As in Xinjiang, TAR government documents make it clear that poverty alleviation is a “battlefield,” with such work to be organized under a military-like “command” structure (TAR Government, October 29, 2019; Xinhua, October 7, 2018). In mid-2019, the battle against poverty in the TAR was said to have “entered the decisive phase,” given the goal to eradicate absolute poverty by the end of 2020 (Tibet.cn, June 11, 2019). Since poverty is measured by income levels, and labor transfer is the primary means to increase incomes—and hence to “lift” people out of poverty—the pressure for local governments to round up poor populations and feed them into the scheme is extremely high.
The Training and Labor Transfer Action Plan cited above establishes strict administrative procedures, and mandates the establishment of dedicated work groups as well as the involvement of top leadership cadres, to “ensure that the target tasks are completed on schedule”. Each administrative level is to pass on the “pressure [to achieve the targets] to the next [lower] level.” Local government units are to “establish a task progress list [and] those who lag behind their work schedule… are to be reported and to be held accountable according to regulations.” The version adopted by the region governed under Shannan City is even more draconian: training and labor transfer achievements are directly weighed in cadres’ annual assessment scores, complemented by a system of “strict rewards and punishments.” Specific threats of “strict rewards and punishments” in relation to achieving labor training and transfer targets are also found elsewhere, such as in official reports from the region governed under Ngari City, which mandate “weekly, monthly and quarterly” reporting mechanisms (TAR Government, December 18, 2018).

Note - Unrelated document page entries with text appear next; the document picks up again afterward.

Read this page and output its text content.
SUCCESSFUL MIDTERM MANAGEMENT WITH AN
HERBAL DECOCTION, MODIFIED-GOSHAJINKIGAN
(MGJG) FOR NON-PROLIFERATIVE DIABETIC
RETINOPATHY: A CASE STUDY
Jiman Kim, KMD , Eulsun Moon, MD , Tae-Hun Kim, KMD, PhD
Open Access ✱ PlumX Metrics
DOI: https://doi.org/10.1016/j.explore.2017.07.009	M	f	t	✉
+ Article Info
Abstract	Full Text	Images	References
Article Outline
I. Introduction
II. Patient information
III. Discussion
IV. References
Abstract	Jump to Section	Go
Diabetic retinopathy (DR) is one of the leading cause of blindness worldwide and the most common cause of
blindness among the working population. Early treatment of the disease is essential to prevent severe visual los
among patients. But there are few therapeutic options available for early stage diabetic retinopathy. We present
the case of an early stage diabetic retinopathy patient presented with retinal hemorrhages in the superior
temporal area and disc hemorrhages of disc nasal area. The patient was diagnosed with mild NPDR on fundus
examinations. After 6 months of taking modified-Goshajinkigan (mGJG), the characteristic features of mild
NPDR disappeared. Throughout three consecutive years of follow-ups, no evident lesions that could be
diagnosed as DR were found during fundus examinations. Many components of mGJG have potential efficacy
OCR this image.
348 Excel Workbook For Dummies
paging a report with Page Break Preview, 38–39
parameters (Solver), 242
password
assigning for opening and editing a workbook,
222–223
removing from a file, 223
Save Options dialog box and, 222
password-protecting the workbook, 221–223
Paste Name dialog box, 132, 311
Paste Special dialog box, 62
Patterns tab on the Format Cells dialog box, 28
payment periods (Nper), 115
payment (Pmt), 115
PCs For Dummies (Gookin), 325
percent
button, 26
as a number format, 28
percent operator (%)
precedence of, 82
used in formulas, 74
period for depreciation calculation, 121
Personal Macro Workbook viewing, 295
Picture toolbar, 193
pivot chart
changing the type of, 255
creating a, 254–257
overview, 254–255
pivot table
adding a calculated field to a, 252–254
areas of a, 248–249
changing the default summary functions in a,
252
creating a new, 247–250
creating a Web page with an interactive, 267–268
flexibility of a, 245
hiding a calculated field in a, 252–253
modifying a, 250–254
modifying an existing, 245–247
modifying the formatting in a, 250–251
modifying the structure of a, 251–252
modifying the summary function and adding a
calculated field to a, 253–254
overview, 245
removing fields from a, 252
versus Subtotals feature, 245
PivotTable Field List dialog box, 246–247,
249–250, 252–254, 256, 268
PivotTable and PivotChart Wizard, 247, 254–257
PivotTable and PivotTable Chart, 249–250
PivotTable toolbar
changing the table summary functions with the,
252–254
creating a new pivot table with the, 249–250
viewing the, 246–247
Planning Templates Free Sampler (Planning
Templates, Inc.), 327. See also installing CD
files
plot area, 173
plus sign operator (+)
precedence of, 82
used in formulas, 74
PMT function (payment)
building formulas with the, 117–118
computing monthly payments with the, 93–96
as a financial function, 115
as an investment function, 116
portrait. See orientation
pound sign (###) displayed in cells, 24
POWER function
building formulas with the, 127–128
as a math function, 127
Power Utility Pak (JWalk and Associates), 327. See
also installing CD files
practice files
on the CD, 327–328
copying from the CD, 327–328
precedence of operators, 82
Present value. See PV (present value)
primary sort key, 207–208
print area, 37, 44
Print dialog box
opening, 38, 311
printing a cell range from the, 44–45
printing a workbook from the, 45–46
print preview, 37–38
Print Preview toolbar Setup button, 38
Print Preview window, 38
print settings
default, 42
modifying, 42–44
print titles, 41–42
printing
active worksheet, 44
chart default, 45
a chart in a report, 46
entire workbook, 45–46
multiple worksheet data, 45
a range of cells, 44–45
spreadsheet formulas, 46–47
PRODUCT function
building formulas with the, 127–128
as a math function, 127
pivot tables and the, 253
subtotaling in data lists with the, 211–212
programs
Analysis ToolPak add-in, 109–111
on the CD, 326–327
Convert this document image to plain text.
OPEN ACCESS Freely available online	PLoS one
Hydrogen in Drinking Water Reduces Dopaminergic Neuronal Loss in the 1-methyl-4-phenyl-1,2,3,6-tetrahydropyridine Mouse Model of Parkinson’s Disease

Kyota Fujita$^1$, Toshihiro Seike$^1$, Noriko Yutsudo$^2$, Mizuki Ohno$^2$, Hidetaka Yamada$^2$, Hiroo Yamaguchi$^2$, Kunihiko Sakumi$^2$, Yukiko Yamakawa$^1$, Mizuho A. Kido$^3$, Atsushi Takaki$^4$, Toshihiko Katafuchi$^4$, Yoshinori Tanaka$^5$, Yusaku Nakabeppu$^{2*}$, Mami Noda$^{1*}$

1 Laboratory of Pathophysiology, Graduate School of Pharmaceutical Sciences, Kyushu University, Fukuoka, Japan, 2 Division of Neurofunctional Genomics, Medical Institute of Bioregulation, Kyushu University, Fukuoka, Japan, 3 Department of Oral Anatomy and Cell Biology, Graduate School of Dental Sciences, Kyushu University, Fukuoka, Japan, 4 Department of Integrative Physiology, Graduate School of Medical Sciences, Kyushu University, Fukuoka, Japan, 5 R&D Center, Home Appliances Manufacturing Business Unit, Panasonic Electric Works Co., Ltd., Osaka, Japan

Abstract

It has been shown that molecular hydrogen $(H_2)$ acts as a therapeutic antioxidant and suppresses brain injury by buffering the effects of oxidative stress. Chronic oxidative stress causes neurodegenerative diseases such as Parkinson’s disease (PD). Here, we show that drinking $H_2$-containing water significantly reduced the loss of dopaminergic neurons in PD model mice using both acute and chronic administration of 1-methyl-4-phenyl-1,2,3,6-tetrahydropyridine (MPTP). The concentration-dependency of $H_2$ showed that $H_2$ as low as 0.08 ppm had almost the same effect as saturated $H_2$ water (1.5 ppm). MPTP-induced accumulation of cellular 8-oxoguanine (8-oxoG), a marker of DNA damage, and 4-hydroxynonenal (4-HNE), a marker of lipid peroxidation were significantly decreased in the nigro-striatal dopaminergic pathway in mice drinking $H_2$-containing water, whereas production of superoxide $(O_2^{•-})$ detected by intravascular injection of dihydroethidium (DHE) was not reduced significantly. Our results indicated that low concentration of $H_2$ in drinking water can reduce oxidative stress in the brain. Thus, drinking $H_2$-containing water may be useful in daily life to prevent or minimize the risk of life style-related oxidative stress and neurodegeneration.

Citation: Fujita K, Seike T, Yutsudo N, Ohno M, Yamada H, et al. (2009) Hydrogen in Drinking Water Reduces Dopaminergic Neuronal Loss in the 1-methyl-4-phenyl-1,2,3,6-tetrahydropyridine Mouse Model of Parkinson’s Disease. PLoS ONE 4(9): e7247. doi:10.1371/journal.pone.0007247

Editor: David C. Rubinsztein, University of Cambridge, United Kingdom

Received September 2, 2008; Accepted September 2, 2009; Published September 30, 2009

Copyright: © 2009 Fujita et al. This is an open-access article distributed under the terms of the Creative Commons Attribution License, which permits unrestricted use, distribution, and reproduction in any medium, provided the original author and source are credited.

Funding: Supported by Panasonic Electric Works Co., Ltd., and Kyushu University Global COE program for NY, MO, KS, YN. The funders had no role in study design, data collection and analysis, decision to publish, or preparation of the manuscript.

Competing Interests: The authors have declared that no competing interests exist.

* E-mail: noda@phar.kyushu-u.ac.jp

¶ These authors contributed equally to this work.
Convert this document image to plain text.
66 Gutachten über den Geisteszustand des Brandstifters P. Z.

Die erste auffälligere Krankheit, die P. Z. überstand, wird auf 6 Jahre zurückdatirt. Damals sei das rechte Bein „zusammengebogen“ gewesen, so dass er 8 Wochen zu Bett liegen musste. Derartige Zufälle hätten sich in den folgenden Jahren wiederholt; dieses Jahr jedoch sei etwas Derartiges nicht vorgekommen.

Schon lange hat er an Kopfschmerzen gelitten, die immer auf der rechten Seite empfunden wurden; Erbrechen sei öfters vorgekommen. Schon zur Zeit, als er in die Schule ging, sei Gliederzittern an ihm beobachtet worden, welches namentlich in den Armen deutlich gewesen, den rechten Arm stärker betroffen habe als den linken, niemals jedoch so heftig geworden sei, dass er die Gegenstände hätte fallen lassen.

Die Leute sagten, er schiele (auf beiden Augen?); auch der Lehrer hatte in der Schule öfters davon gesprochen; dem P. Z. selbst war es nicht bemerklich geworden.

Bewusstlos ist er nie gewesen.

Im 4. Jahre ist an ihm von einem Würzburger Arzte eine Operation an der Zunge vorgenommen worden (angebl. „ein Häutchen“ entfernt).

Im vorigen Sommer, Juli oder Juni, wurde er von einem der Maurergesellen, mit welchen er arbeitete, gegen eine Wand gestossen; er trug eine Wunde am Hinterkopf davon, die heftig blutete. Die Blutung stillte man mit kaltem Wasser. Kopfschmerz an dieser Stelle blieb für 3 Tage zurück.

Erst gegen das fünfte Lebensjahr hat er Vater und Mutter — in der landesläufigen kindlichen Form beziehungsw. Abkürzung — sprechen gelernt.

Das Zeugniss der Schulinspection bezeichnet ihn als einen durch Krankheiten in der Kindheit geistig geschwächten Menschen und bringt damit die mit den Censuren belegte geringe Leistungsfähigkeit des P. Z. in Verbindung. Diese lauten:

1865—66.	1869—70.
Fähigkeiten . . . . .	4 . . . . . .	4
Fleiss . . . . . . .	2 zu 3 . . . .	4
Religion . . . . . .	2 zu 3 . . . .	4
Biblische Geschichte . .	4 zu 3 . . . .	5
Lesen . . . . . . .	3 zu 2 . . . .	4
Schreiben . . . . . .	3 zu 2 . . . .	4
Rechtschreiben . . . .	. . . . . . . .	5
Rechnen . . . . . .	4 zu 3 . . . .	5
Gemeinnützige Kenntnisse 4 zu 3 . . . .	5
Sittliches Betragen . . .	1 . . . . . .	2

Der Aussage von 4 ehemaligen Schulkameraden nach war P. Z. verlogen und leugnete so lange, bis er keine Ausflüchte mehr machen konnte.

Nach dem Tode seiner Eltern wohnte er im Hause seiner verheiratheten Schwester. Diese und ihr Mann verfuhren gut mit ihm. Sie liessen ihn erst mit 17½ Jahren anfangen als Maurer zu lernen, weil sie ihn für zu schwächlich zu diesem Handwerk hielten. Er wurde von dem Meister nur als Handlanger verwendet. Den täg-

As with the Uyghurs in Xinjiang, overcoming Tibetans’ resistance to labor transfer is an integral part of the entire mechanism. Documents state that the “strict military-style management” of the vocational training process causes the “masses to comply with discipline,” “continuously strengthens their patriotic awareness,” and reforms their “backward thinking.” This may also involve the presence of local cadres to “make the training discipline stricter.”
Because the military-style vocational training process produces discipline and transforms “backward employment views,” it is said to “promote labor transfer.” Rural laborers are to be transformed from “[being] unwilling to move” to becoming willing to participate, a process that requires “diluting the negative influence of religion,” which is said to induce passivity (TAR Commerce Department, June 10). The poverty alleviation and training process is therefore coupled with an all-out propaganda effort that aims to use “thought education” to “educate and guide the unemployed to change their closed, conservative and traditional employment mindset” (Tibet’s Chamdo, July 8, 2016). One document notes that the poverty alleviation and labor transfer process is part of an effort to “stop raising up lazy people” (TAR Government, December 18, 2018).
A 2018 account from Chamdo of post-training follow-up shows the tight procedures employed by the authorities:
Strictly follow up and ask for effectiveness. Before the end of each training course, trainees are required to fill in the “Employment Willingness Questionnaire.” Establish a database…to grasp the employment…status of trainees after the training. For those who cannot be employed in time after training, follow up and visit regularly, and actively recommend employment….
These “strict” follow-up procedures are increasingly unnecessary, because the mandated “order-oriented” process means that locals are matched with future jobs prior to the training.